A few years ago I came up with the revelation that being able to use a domain name to access services on my local network would be amazingly usefull.
And so with out doing any research, I set out to implement this.
I initially thought of using mDNS, however only having a basic understanding of how it worked, as well as a probably irrational fear of gossip based protocols, I settled on hosting my own internal DNS server and configuring it to essentially ‘poison’ any responses for domains I owned.
Looking into DNS servers, I found there are essentially two types, Authoritative, and Recursing.
An authoritative server is the authority for it’s domains. It knows the IP address for domains under it’s jurisdiction, but will return nothing for any other site. For example, Google’s authoritative server ns1.google.com
will respond with an ip for google.com
but microsoft.com
returns nothing.
A recursing DNS server’s job is to find the answer to any request. It does this by locating the authoritative DNS server for each domain in the request. Google’s 8.8.8.8
or Cloudflare’s 1.1.1.1
are examples of public DNS recursors.
My usecase would essentially be a combonation of both, because my plan was to have my router distribute my DNS server via DHCP responces, I would need to serve any request users had, even if it wasn’t a request for a local service, acting like a recursor. On the other hand any request for one of my services would need to be responded to as if it was the Authoritative Server, skiping the recursive step that would give an incorrect responce.
After a bit of googleing I came across PowerDNS Recursor, it has a Lua based scripting interface which would allow me to modify the behavior and responses of the recursor on the fly.

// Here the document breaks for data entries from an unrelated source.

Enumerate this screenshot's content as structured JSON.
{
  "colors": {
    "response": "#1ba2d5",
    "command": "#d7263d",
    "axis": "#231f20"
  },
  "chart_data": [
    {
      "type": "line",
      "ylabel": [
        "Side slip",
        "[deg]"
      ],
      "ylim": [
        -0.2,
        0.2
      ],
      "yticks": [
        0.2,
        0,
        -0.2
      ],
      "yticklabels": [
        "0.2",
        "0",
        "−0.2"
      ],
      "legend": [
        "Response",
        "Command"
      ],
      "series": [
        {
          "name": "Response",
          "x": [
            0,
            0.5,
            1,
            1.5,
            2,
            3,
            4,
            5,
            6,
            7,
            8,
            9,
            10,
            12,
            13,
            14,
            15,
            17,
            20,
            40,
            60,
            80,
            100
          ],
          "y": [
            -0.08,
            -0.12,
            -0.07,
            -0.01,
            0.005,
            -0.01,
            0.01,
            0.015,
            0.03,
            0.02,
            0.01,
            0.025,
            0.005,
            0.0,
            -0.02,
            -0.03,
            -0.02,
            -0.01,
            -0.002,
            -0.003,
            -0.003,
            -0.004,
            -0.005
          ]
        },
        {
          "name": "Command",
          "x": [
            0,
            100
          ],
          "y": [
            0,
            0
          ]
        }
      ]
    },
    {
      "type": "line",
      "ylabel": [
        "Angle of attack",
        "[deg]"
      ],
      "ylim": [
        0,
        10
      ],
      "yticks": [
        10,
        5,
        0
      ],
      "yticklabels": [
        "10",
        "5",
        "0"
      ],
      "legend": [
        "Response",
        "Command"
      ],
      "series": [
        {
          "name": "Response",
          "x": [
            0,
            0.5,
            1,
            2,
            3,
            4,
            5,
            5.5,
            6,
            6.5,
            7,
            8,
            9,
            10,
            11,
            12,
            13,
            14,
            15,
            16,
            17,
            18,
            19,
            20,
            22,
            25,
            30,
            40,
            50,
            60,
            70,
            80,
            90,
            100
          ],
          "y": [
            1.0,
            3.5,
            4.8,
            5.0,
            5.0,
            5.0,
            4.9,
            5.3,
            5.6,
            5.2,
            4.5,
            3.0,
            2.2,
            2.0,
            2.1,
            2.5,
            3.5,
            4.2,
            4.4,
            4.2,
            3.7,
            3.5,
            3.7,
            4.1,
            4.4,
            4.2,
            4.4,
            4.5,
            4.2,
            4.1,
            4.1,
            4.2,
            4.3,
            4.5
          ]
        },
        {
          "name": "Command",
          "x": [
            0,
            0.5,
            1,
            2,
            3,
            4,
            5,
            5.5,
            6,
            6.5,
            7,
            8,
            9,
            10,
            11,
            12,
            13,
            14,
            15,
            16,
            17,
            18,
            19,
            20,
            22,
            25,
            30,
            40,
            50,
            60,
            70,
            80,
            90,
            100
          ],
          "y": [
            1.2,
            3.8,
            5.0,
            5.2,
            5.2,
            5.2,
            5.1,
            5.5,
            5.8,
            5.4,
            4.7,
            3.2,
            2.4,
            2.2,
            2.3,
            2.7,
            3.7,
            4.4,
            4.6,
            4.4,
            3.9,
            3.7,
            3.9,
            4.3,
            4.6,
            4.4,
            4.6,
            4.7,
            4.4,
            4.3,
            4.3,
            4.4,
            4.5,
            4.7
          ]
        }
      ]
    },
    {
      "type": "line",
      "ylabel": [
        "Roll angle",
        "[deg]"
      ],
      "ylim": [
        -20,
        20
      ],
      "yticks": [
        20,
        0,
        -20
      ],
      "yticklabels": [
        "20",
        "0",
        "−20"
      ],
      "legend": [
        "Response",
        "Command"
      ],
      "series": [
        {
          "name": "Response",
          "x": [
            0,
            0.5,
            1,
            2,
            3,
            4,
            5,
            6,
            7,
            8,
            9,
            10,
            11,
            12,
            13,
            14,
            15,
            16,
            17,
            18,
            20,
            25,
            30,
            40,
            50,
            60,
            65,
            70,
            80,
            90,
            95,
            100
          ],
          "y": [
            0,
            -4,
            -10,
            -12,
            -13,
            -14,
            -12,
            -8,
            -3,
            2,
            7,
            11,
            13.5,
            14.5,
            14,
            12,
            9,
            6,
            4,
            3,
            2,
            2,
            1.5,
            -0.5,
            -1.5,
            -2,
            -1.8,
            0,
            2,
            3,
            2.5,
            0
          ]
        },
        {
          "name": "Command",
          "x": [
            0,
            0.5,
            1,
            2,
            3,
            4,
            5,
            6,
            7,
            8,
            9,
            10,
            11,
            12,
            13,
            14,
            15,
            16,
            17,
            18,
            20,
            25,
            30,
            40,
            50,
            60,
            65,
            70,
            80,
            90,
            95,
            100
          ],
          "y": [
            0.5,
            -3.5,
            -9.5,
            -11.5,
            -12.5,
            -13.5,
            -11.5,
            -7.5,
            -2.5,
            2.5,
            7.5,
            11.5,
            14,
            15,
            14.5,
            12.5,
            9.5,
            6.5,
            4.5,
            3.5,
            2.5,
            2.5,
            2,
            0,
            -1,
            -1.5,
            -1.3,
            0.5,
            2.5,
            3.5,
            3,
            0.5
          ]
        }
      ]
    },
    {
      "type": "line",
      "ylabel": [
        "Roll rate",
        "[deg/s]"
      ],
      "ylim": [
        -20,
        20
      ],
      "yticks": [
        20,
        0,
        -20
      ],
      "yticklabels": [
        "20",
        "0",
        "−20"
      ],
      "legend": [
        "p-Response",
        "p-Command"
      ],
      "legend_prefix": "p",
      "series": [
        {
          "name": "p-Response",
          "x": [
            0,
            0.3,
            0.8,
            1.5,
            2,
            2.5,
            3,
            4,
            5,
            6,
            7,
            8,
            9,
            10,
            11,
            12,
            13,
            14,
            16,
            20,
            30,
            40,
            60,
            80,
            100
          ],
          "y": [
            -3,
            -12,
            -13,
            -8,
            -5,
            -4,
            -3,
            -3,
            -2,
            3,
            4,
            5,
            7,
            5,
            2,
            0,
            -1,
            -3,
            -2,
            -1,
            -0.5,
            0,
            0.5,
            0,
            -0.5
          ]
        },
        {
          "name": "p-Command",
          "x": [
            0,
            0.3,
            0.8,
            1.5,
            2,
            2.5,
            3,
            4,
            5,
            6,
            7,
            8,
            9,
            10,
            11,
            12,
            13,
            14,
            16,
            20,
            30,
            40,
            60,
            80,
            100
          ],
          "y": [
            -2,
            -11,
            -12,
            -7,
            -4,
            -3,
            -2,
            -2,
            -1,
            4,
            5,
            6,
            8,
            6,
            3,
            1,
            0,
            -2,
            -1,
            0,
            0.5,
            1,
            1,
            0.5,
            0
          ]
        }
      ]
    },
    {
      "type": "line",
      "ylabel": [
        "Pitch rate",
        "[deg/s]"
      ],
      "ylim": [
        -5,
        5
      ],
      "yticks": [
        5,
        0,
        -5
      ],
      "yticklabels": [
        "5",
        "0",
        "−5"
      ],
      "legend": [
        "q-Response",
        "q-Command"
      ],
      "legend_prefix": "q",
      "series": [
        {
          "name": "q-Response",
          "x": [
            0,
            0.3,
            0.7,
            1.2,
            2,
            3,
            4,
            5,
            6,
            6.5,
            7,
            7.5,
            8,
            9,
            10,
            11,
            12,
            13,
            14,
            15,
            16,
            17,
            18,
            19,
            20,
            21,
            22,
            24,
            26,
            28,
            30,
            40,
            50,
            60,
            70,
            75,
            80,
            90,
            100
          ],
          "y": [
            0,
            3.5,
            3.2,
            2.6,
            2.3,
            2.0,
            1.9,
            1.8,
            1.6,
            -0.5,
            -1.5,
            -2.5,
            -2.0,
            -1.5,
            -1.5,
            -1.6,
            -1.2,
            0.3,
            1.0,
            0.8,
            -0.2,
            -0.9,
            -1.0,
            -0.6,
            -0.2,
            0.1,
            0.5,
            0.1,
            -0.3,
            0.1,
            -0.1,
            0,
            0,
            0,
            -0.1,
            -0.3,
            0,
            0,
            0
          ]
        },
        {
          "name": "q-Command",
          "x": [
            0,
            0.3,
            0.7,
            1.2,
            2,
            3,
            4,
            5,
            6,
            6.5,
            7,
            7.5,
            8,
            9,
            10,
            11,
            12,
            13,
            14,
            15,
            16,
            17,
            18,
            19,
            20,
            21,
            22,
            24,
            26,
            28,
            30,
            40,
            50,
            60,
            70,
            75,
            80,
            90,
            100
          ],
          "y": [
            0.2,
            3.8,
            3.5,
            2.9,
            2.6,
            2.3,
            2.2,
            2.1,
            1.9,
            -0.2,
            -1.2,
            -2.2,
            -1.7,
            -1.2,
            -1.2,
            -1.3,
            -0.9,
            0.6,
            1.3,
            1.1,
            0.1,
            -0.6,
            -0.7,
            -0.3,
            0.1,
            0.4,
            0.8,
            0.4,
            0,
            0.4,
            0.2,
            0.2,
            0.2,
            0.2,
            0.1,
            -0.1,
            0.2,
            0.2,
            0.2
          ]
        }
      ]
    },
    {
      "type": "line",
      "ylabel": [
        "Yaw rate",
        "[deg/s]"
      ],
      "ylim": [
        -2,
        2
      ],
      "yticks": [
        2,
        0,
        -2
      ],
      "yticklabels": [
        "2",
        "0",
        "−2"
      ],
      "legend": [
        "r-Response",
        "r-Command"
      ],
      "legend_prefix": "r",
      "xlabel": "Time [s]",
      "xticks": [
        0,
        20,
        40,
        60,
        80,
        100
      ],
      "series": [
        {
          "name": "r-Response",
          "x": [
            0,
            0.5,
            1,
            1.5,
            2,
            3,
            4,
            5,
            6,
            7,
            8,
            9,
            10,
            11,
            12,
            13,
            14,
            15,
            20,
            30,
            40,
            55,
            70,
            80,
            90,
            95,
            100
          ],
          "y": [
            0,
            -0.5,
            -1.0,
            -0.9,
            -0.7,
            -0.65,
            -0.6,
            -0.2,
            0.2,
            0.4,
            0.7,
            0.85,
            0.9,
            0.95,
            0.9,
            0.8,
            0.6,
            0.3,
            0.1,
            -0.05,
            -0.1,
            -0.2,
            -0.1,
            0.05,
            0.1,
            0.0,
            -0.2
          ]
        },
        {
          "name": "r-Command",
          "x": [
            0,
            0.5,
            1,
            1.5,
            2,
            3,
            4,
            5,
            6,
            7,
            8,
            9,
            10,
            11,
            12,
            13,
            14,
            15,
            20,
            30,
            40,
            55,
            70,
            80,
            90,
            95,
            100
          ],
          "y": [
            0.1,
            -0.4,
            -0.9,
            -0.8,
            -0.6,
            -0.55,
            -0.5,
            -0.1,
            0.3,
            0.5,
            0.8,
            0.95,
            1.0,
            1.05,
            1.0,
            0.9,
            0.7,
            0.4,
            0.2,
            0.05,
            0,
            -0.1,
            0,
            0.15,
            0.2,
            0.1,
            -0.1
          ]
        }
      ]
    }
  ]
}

I did not however, notice that it already had a ready made way to act as a authoritative server for certian domains… And so I made a Lua script!
-- map of domains to redirect
redir_A = {
["pve.kbnt.ca"] = "192.168.151.138",
["pve2.kbnt.ca"] = "192.168.151.221",
}
-- creates a domain set, PowerDNS's high performance domain matcher
matcher_A = newDS()
for key in pairs(redir_A) do
matcher_A:add{key}
end
function preresolve(dq) -- function called before a DNS request is resolved
if dq.qtype == pdns.A or dq.qtype == pdns.ANY then -- Check if the request is for an A record
if matcher_A:check(dq.qname) then -- check if the requested domain is in our domain set
local qn = dq.qname:toStringNoDot()
if redir_A[qn] then
dq:setRecords({})
dq:addAnswer(pdns.A, redir_A[qn], 1600) -- add our IP to the request answer
dq.rcode = pdns.NOERROR -- mark the query as resolved
dq.variable = false -- mark the result as non-varible so that PDNS will cache the result
-- pdnslog("Try set " .. qn .. " " .. redir_A[qn])
return true; -- tell PDNS we've handled the query
end
end
end
return false; -- tell PDNS to continue handleing the query normally
end
This solution has worked well for quite a while, allowing anyone on the network to have access to local services.
Unfortunately, Chrome and other browsers have begain using DNS over HTTPS, skipping my server entirely. Another issue is DNSSEC, Cloudflair, my external DNS provider uses DNSSEC to cryptographicley sign responces for my domains. Because of this, some clients have started ignoring my server’s responces as they haven’t been signed.
Because of this my DNS hack doesn’t work as well as it once did. I’ll probably have to just learn how mDNS works, i’ve also found something called search domains which sound promising… Things for the future!